Pauline Peyrade > A la carabine

 L’arme et la cible. Une histoire de viol sur fond de fête foraine, une histoire de réappropriation de la violence par la femme qui en fut victime, une histoire de dérapage et de réparation, au goût de sang et de métal. 

Une partition composite à l’écriture économe et tenue pour faire entendre la violence de l’acte non consenti, de l’humiliation et de la confiance trahie. 

 

Extrait :


1. BOUCHE 

Suce, connard.

 

2. PRISE EN MAIN

 CLAVICULE

Les ballons multicolores tremblent dans la cage. L’un d’eux éclate.

 

CROSSE

- Qu’est-ce que tu fais ?

- Ça se voit pas ?

- T’es toute seule ?

- Non. Je sais pas où sont les autres.

- Tu t’es perdue ?

- Je crois qu’ils sont aux autos tamponneuses.

- Ah.

- Oui.

- Et toi, t’aimes pas les autos tamponneuses ?

- Je préfère ici.

- Pourquoi ?

- Parce que tu peux gagner quelque chose.

- Ah.

- T’en as touché combien ?

- Chut.

- Quoi ?

- Tais-toi.

- Je comprends pas.

- Tu me parles. Ça me déconcentre.

- Oh.

- Il est par-là, ton frère ?

- Il est aux autos tamponneuses. Pourquoi tu vas pas le voir ?

- Ta mère m’a dit de te surveiller.

- Genre.

- Si, c’est vrai. Elle m’a dit, va voir ce que fait la petite, j’aime pas qu’elle traîne à la fête foraine.

- Je fais rien de mal, je joue.

- Elle dit que ton frère te surveille pas comme il faut.

- Il sait que je suis là, je vais nulle part, ça va.

- Elle a raison, ta mère. Il devrait pas te laisser toute seule.

- C’est bon le toutou ? On dirait un chien de flic pour mamans.

- Quoi ?

- Tu vas me déconcentrer et après je vais perdre. Laisse-moi tranquille.

- Tu la tiens pas comme il faut.

- De quoi ?

- C’est pas avec les bras, faut la poser contre ton épaule.

- D’accord.

- Avec les bras, tu vas trembler, ça va partir à côté.

- C’est bien.

- Tu m’écoutes ?

- Je gagne, je sais très bien faire.

- Tu veux gagner quoi ?

- Je te dirai pas.

- Pourquoi ?

- Parce que. C’est pas ta vie.

- C’est bon, je suis gentil, parle pas comme ça.

- T’as pas besoin de m’expliquer, je me suis entraînée.

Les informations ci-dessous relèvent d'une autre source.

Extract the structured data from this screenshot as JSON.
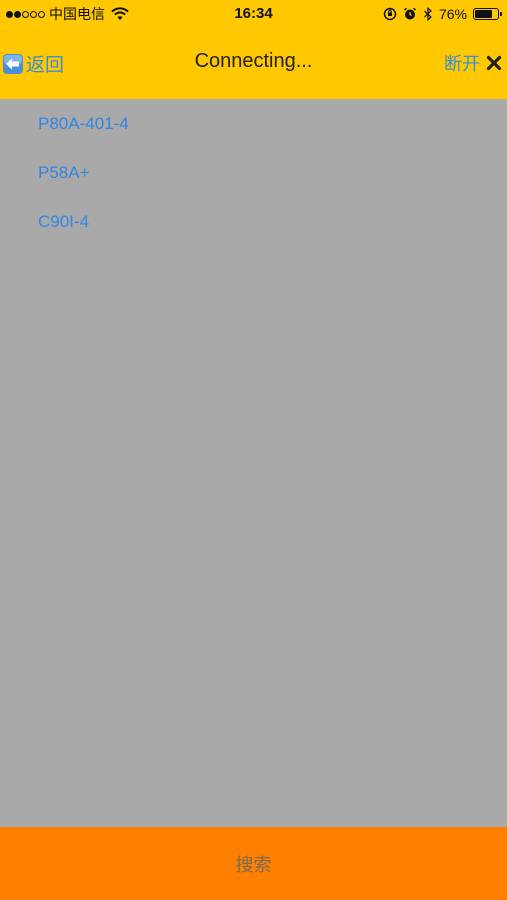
{
  "status_bar": {
    "carrier": "中国电信",
    "time": "16:34",
    "battery_percent": "76%",
    "battery_level": 0.76,
    "icons": [
      "signal-dots",
      "wifi-icon",
      "orientation-lock-icon",
      "alarm-icon",
      "bluetooth-icon",
      "battery-icon"
    ]
  },
  "nav": {
    "back_label": "返回",
    "title": "Connecting...",
    "disconnect_label": "断开"
  },
  "devices": [
    {
      "name": "P80A-401-4"
    },
    {
      "name": "P58A+"
    },
    {
      "name": "C90I-4"
    }
  ],
  "footer": {
    "search_label": "搜索"
  },
  "colors": {
    "header_bg": "#ffc800",
    "list_bg": "#a9a9a9",
    "footer_bg": "#ff8000",
    "link_blue": "#2f86e4"
  }
}
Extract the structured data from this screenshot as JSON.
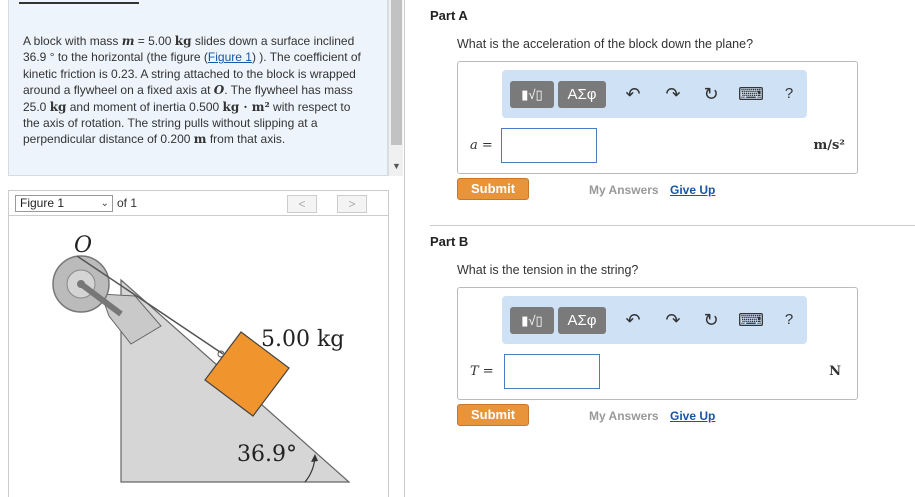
{
  "problem": {
    "header_fragment": "",
    "text": {
      "p1": "A block with mass ",
      "m_sym": "m",
      "p2": " = 5.00 ",
      "kg1": "kg",
      "p3": " slides down a surface inclined 36.9 ° to the horizontal (the figure (",
      "figure_link": "Figure 1",
      "p4": ") ). The coefficient of kinetic friction is 0.23. A string attached to the block is wrapped around a flywheel on a fixed axis at ",
      "O_sym": "O",
      "p5": ". The flywheel has mass 25.0 ",
      "kg2": "kg",
      "p6": " and moment of inertia 0.500 ",
      "kgm2": "kg · m²",
      "p7": " with respect to the axis of rotation. The string pulls without slipping at a perpendicular distance of 0.200 ",
      "m_unit": "m",
      "p8": " from that axis."
    }
  },
  "figure_nav": {
    "selected": "Figure 1",
    "of_label": "of 1",
    "prev": "<",
    "next": ">"
  },
  "figure": {
    "axis_label": "O",
    "mass_label": "5.00 kg",
    "angle_label": "36.9°",
    "block_color": "#f0952e",
    "incline_color": "#d6d6d6"
  },
  "parts": [
    {
      "title": "Part A",
      "question": "What is the acceleration of the block down the plane?",
      "variable": "a =",
      "unit": "m/s²",
      "value": "",
      "submit": "Submit",
      "my_answers": "My Answers",
      "give_up": "Give Up"
    },
    {
      "title": "Part B",
      "question": "What is the tension in the string?",
      "variable": "T =",
      "unit": "N",
      "value": "",
      "submit": "Submit",
      "my_answers": "My Answers",
      "give_up": "Give Up"
    }
  ],
  "toolbar": {
    "templates": "▮√▯",
    "greek": "ΑΣφ",
    "undo": "↶",
    "redo": "↷",
    "reset": "↻",
    "keyboard": "⌨",
    "help": "?"
  },
  "colors": {
    "accent_orange": "#e8943a",
    "link_blue": "#1a55a3",
    "toolbar_bg": "#cfe2f5"
  }
}
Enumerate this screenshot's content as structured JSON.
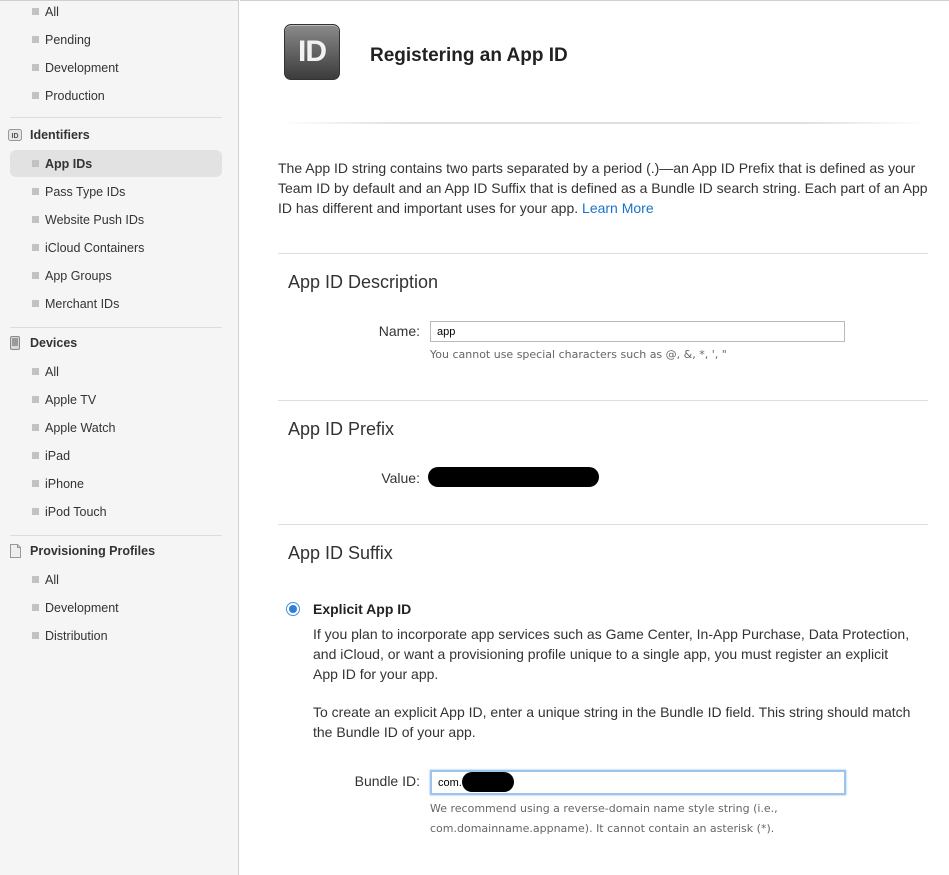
{
  "sidebar": {
    "top_items": [
      "All",
      "Pending",
      "Development",
      "Production"
    ],
    "identifiers": {
      "title": "Identifiers",
      "items": [
        "App IDs",
        "Pass Type IDs",
        "Website Push IDs",
        "iCloud Containers",
        "App Groups",
        "Merchant IDs"
      ],
      "selected": "App IDs"
    },
    "devices": {
      "title": "Devices",
      "items": [
        "All",
        "Apple TV",
        "Apple Watch",
        "iPad",
        "iPhone",
        "iPod Touch"
      ]
    },
    "profiles": {
      "title": "Provisioning Profiles",
      "items": [
        "All",
        "Development",
        "Distribution"
      ]
    }
  },
  "page": {
    "icon_text": "ID",
    "title": "Registering an App ID",
    "intro": "The App ID string contains two parts separated by a period (.)—an App ID Prefix that is defined as your Team ID by default and an App ID Suffix that is defined as a Bundle ID search string. Each part of an App ID has different and important uses for your app.",
    "learn_more": "Learn More"
  },
  "description": {
    "title": "App ID Description",
    "name_label": "Name:",
    "name_value": "app",
    "name_hint": "You cannot use special characters such as @, &, *, ', \""
  },
  "prefix": {
    "title": "App ID Prefix",
    "value_label": "Value:"
  },
  "suffix": {
    "title": "App ID Suffix",
    "option_label": "Explicit App ID",
    "para1": "If you plan to incorporate app services such as Game Center, In-App Purchase, Data Protection, and iCloud, or want a provisioning profile unique to a single app, you must register an explicit App ID for your app.",
    "para2": "To create an explicit App ID, enter a unique string in the Bundle ID field. This string should match the Bundle ID of your app.",
    "bundle_label": "Bundle ID:",
    "bundle_value": "com.        .app",
    "bundle_hint": "We recommend using a reverse-domain name style string (i.e., com.domainname.appname). It cannot contain an asterisk (*)."
  },
  "colors": {
    "accent": "#2d7fd8",
    "link": "#1a73c7",
    "sidebar_bg": "#f5f5f5"
  }
}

- Je peux le faire, si tu veux.

- Non.

- Pourquoi ?

- Parce que.

- Je peux tirer, je peux te gagner ce que tu veux.

- Pour de vrai, laisse-moi essayer.

- Paie-toi une partie tout seul.

- Allez.

- Je veux gagner, moi.

- Je vois pas ce que ça change.

- Si c’est toi qui gagnes, ce ne sera pas à moi.

 

TEMPORAL

Un plomb s’écrase au fond de la cage. Fait chier.

 

ENTRAINEMENT 1

Tu te bandes les mains.

Tu souffles.

Tu serres les poings.

Tu frappes.


3. LANGUE

Tu te demandes si c’est une vraie ? D’après toi ? Elle dit quoi, ta langue ? Lèche, un peu. Tu sens le métal ? Il est comment, il est chaud ? Si je le colle, là, desserre les dents, si je le colle contre ta langue, comme ça, c’est comment, ça brûle ? Ouvre grand, je veux voir ta langue, fais aaaah, comme chez le docteur. N’avale pas ta salive, ça passe toujours mieux avec un peu de salive, quand t’avales tu serres la gorge, tu serres les joues, tu vois, y a tout qui se ferme. Ouvre grand, plus grand que ça, je veux voir tout au fond. Tu sens le métal, c’est du vrai, ça a le goût de quoi ? Ça a le goût du sang ? On dit que le sang a le goût du métal alors est-ce que le métal a le goût du sang ? Desserre les dents, connard, je t’explose la mâchoire.